# General Taylor Never Surrenders



## billsif (Jul 1, 2004)

Hello,

 This is my first post, and hopefully over the next week or so I can photograph all my bottles to get help identifying them and finding their values. I'm 23 and recently inherited a bottle collection from my grandmother - it consists of about 50 bottles she collected over the past 6 decades or so, purchased mostly at auctions, estate sales, etc. One bottle that she didn't keep on the window sill with most of the others, but that was instead kept in a cabinet away from childrens' hands is about 8 inches tall or so and is considered a historical flask I believe.

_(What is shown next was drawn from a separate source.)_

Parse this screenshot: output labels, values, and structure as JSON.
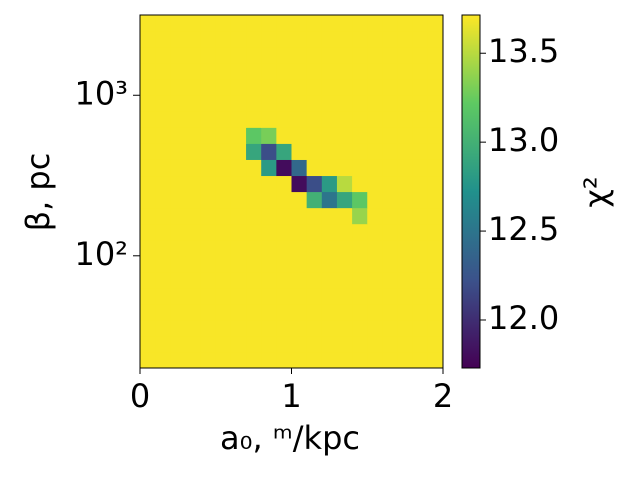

On one side it has a picture of george washington and says "the father of our country" and on the other side it has a picture of zachary taylor and says "general taylor never surrenders". I think it also has some other words on one of the sides - something about a city and state and maybe glass maker company. I'll take a picture of it this evening but I believe it's authentic. It's a darker blue color, but maybe just plain blue when held up to sunlight.  I think I'll post pictures of a lot of these bottles as I unwrap and inspect them. Thanks for your help in advance!

 -Bill


----------



## Flaschenjager (Jul 1, 2004)

Hi Bill and *Welcome to Antique-Bottles.net* ---
 Wow, what a great thing to keep in the family and inherit. Post some pics when you can and I'm sure someone will work with you here and let you know what you have. Have fun unwrapping these treasures.


----------



## billsif (Jul 1, 2004)

Well, some bad news. I still plan on uploading these pictures I took, but I'm afraid at least the general taylor bottle may be a reproduction. It has bubbles and the top of the neck looks too nice to me. Also, the mold seam seems to go all the way up to the lip of the neck, which I believe to be a major indicator of a modern bottle. :  I'll upload pictures soon.


----------



## billsif (Jul 2, 2004)

please comment. thanks.


----------



## billsif (Jul 2, 2004)

back


----------



## billsif (Jul 2, 2004)

neck


----------



## billsif (Jul 2, 2004)

and finally, bottom.


----------



## amblypygi (Jul 2, 2004)

Hi Billsif,

 Yup, definitely a repro, but it may be Clevenger Bros., which have been gaining popularity in their own right as collectibles. You may want to just stick it back in the box and check again in 20 years, you never know.

 Sean


----------



## billsif (Jul 2, 2004)

well that's disappointing - but maybe some of these other bottles will be worth something.


----------